Холмы затерянной экспедиции: мезозойская эра, меловой период, сенонская эпоха, маастрихтский век. 65 млн. лет до н. э.
На закате они поставили палатку в рощице, под сенью сикомор, и уснули почти мгновенно.
Утром Чак, посвистывая, полез наружу. Внезапно свист оборвался. Голова Чака снова появилась в палатке, он прошептал:
– Не делайте резких движений и не кричите. Возьмите вещи и вон отсюда. Быстро!
– Я надеюсь, это не одна из твоих... – начала Тамара, вылезая из палатки с копьем в руке и в наполовину застегнутой рубашке. – О черт!
Стадо гейстозавров медленно заходило в рощу. Сосчитать их при неярком утреннем свете было трудновато, но с первого взгляда было понятно, что здесь не меньше сорока штук. Животные не спеша щипали листья с нижних ветвей сикомор.
Гейстозавры обладали очень белой, какой-то смертельно бледной кожей, испещренной черными пятнами, вокруг глаз – широкие черные круги. Казалось, это должно производить комичное впечатление, но на самом деле такая окраска вкупе с абсолютной тишиной, окружающей животных (гейстозавры были немы от природы), придавали им жутковатую торжественность – как будто огромные привидения явились сюда из запредельных земель.
Путешественники не рискнули даже отползти в сторону. Любое крупное животное потенциально опасно, и хотя гейстозавр не более агрессивен, чем, например, буйвол или як, он, несомненно, намного больше. Спугни одного – и все понесутся не разбирая дороги.
Залезать на деревья тоже не было смысла. Так можно спастись от цератопса, но не от гадрозавра. Встав на задние ноги, гейстозавр дотянулся бы почти до верхних ветвей, а те, в свою очередь, потряс бы так сильно, что никто бы не удержался.
Вот они и сидели несколько часов, скорчившись среди корней сикомор и стараясь стать как можно более незаметными, пока нереальные черно-белые гиганты прокладывали себе путь сквозь рощу: бледные звери среди бледных стволов.
– При других обстоятельствах, – еле слышно пробормотал Чак, – я бы наслаждался зрелищем. У нас билеты в первом ряду.
– Я не могу определить социальную структуру группы, – прошептал в ответ Лейстер. – Обычно взрослые особи меньших размеров подчиняются тем, кто крупнее. Но тут...
– Не будете ли так вы любезны заткнуться? – прошипела Тамара. – Или хотите их спугнуть?
И тут зазвонил телефон.
Динозавры все как один испуганно подняли головы. Потянулись бесконечные, леденящие душу секунды. Животные не двигались. Телефон продолжал звонить: чужой непонятный звук, не похожий ни на один, слышанный ими ранее.
Гейстозавры испугались.
Они сорвались с места разом, как стая голубей. В следующий миг животные оказались повсюду – ужасающе огромные и страшные. Сперва на четыре ноги упали детеныши и понеслись во все стороны, за ними последовали взрослые, гоня молодняк впереди себя.

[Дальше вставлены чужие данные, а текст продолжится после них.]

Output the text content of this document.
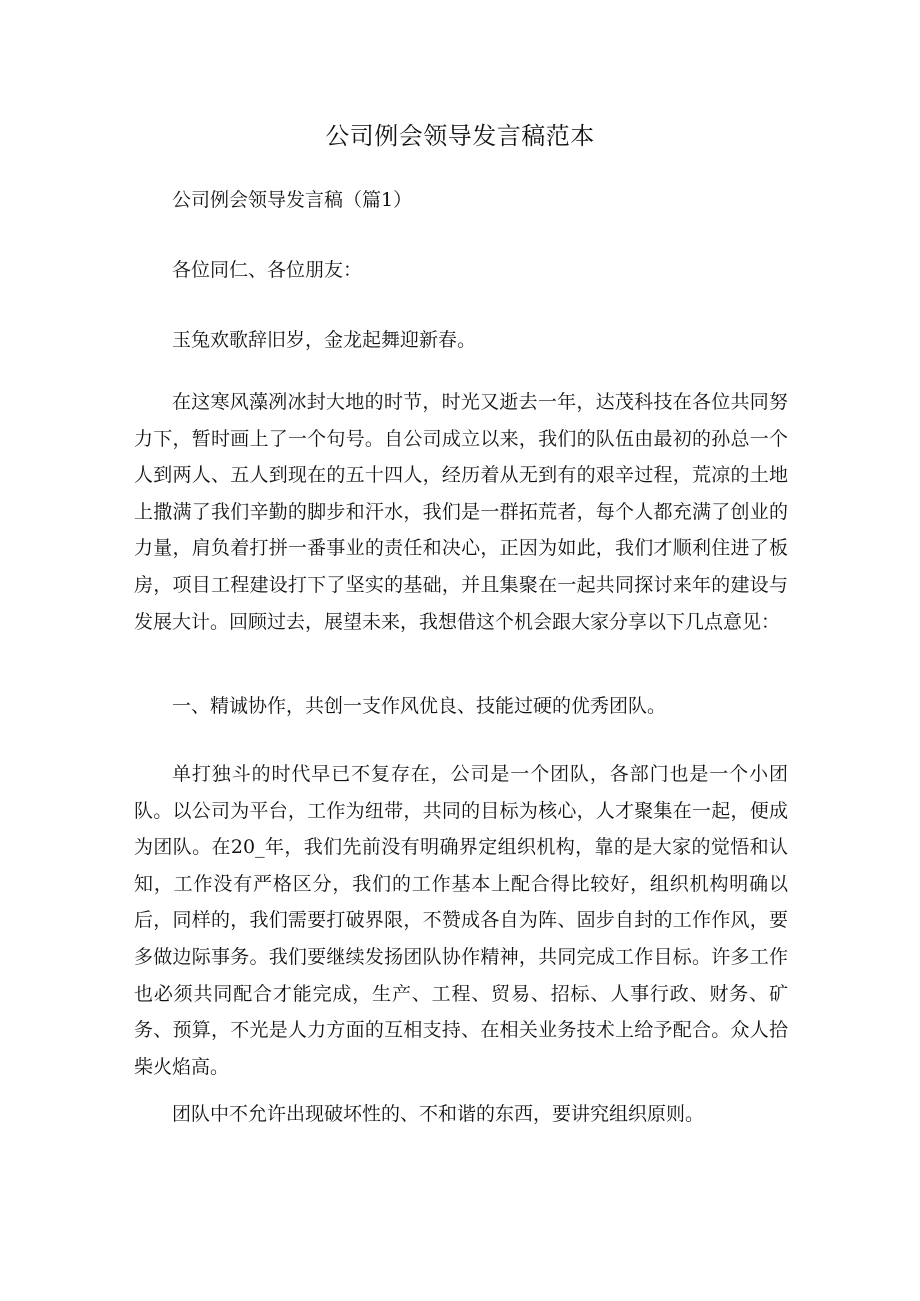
公司例会领导发言稿范本

公司例会领导发言稿（篇1）

各位同仁、各位朋友：

玉兔欢歌辞旧岁，金龙起舞迎新春。

在这寒风藻冽冰封大地的时节，时光又逝去一年，达茂科技在各位共同努力下，暂时画上了一个句号。自公司成立以来，我们的队伍由最初的孙总一个人到两人、五人到现在的五十四人，经历着从无到有的艰辛过程，荒凉的土地上撒满了我们辛勤的脚步和汗水，我们是一群拓荒者，每个人都充满了创业的力量，肩负着打拼一番事业的责任和决心，正因为如此，我们才顺利住进了板房，项目工程建设打下了坚实的基础，并且集聚在一起共同探讨来年的建设与发展大计。回顾过去，展望未来，我想借这个机会跟大家分享以下几点意见：

一、精诚协作，共创一支作风优良、技能过硬的优秀团队。

单打独斗的时代早已不复存在，公司是一个团队，各部门也是一个小团队。以公司为平台，工作为纽带，共同的目标为核心，人才聚集在一起，便成为团队。在20_年，我们先前没有明确界定组织机构，靠的是大家的觉悟和认知，工作没有严格区分，我们的工作基本上配合得比较好，组织机构明确以后，同样的，我们需要打破界限，不赞成各自为阵、固步自封的工作作风，要多做边际事务。我们要继续发扬团队协作精神，共同完成工作目标。许多工作也必须共同配合才能完成，生产、工程、贸易、招标、人事行政、财务、矿务、预算，不光是人力方面的互相支持、在相关业务技术上给予配合。众人拾柴火焰高。

团队中不允许出现破坏性的、不和谐的东西，要讲究组织原则。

Мечась в ужасе, один из гейстозавров пнул палатку, взлетевшую на добрых шесть футов в воздух. Когда она упала на землю, роща была пуста.
Телефон продолжал звонить.
Лейстер с трудом поднялся на трясущиеся ноги, все мышцы свело судорогой. Он открыл рюкзак и достал трубку. Ему понадобилась минута, чтобы ее развернуть.
– Да?
– Привет, это я, Далджит. Нам только что звонила Лай-Цзу, она соорудила аппарат для прослушивания инфразвука и... А вы, кстати, где?
– Мы прошли меньше, чем собирались. Попытаемся наверстать сегодня днем. Как Джамал?
– У меня всего-навсего сломана нога! – прокричал Джамал на заднем плане.
– Боюсь, началось воспаление, – сказала Далджит. – Вы не забыли антибиотики?
– Нет, конечно.
Лекарства заканчивались, о чем Лейстер предпочел умолчать.
– А тут у нас Чак выдвинул теорию.
– Неужели? И какую?
– Встретимся – он вам все уши прожужжит. Ты лучше расскажи поподробнее про инфразвук.
Пока Лейстер слушал, Чак и Тамара собирали разлетевшиеся вещи.
– Нам повезло, – сказала Тамара, – кроме подпорки от палатки, ничего не сломалось. Надо будет заменить ее подходящей палкой.
– Слава Богу, – отозвался Лейстер.
Медленно, но верно они расставались с вещами, привезенными из родного времени. Сначала вышел из строя душ, затем электронные игры и музыкальный центр – в них попросту сели батарейки. Вскоре потерялся нож, затем расческа и другие вещи, без которых изгнанники испытывали серьезные неудобства. Когда сломался один из фотоаппаратов, Патрик неделю ходил чернее тучи.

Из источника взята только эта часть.